Automated RNAscope ISH assay detects high target signal with low background in human head and neck tumor on multiple platforms. Serial FFPE sections of a head and neck cancer case were stained with the automated RNAscope assay using the following probes: dapB (negative control), Hs‐PPIB (positive control), HPV‐HR18, and Hs‐PD‐L1. The assay was performed using either the Leica BOND RX (LS) or Roche Ventana DISCOVERY ULTRA (VS) automated platform. Signal was detected using DAB (brown) chromogen. Images are shown at either 10× (A–D, F–I) or 40× (E, J) magnification. Black boxes indicate regions shown at 40× magnification.

Figure 3

Simultaneous detection of two target genes within the same cell using the automated RNA ISH duplex assay. Serial FFPE sections from a head and neck (A, B, E, F, I, J) and cervical (C, D, G, H, K, L) cancer case were stained with the automated RNAscope duplex assay using the Leica BOND RX platform.

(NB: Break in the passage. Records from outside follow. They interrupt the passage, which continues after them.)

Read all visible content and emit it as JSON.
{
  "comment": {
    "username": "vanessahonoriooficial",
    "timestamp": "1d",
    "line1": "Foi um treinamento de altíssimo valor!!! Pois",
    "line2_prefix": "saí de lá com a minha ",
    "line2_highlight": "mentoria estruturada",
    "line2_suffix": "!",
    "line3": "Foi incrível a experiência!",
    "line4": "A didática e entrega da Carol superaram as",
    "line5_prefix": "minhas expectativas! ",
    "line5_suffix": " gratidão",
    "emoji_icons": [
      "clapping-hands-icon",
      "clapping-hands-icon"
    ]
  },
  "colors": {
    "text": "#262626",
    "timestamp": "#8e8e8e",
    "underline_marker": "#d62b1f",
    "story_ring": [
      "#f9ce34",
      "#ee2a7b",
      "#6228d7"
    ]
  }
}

The automated duplex RNAscope assay was performed to simultaneously detect p16 and the pooled probe HPV‐HR18 (which detects 18 high‐risk genotypes of HPV E6 and E7) (I–L). HPV‐HR18 was detected using DAB (brown) chromogen and p16 was detected using fast red (red) chromogen. (A–H) Sections were probed with either p16 only or HPV‐HR18 only, but detection of both chromogens was performed. Images are shown at either 10× (A, C, E, G, I, K) or 40x (B, D, F, H, J, L) magnification. Black box indicates region shown at 40× magnification.

Figure 4

Simultaneous detection of two distinct cell populations using the automated RNAscope ISH duplex assay. The RNAscope automated duplex assay was performed using the Leica BOND RX platform on FFPE sections of human tumors from multiple tissues. KRT19 was detected using DAB (brown) chromogen and PECAM1 was detected using fast red (red) chromogen in breast, cervix, colon, esophagus, kidney, lung, ovary, stomach, and tonsil. Images are shown at 20× magnification.

Figure 5

The automated RNAscope ISH assay performs consistently and reproducibly. (A) Three different lots of automated RNAscope assay reagents were generated for the Leica BOND RX automated platform and tested on FFPE sections of HeLa cells with either dapB or Hs‐TBP probe. (B) The average TBP signal per cell, indicating the average number of dots per cell, was quantified for every lot tested on the Leica BOND RX automated platform. Data are presented as mean + SEM; n = 3–8 replicates. (C) Three independent runs of the automated RNAscope assay were performed on FFPE sections of HeLa cells using either dapB or Hs‐TBP probes on the Leica BOND RX automated platform. (D) The average TBP signal per cell, indicating the average number of dots per cell, was quantified for every run performed on the Leica BOND RX automated platform. Data are presented as mean + SEM; n = 3–5 replicates. (A, C) Images are shown at 40× magnification.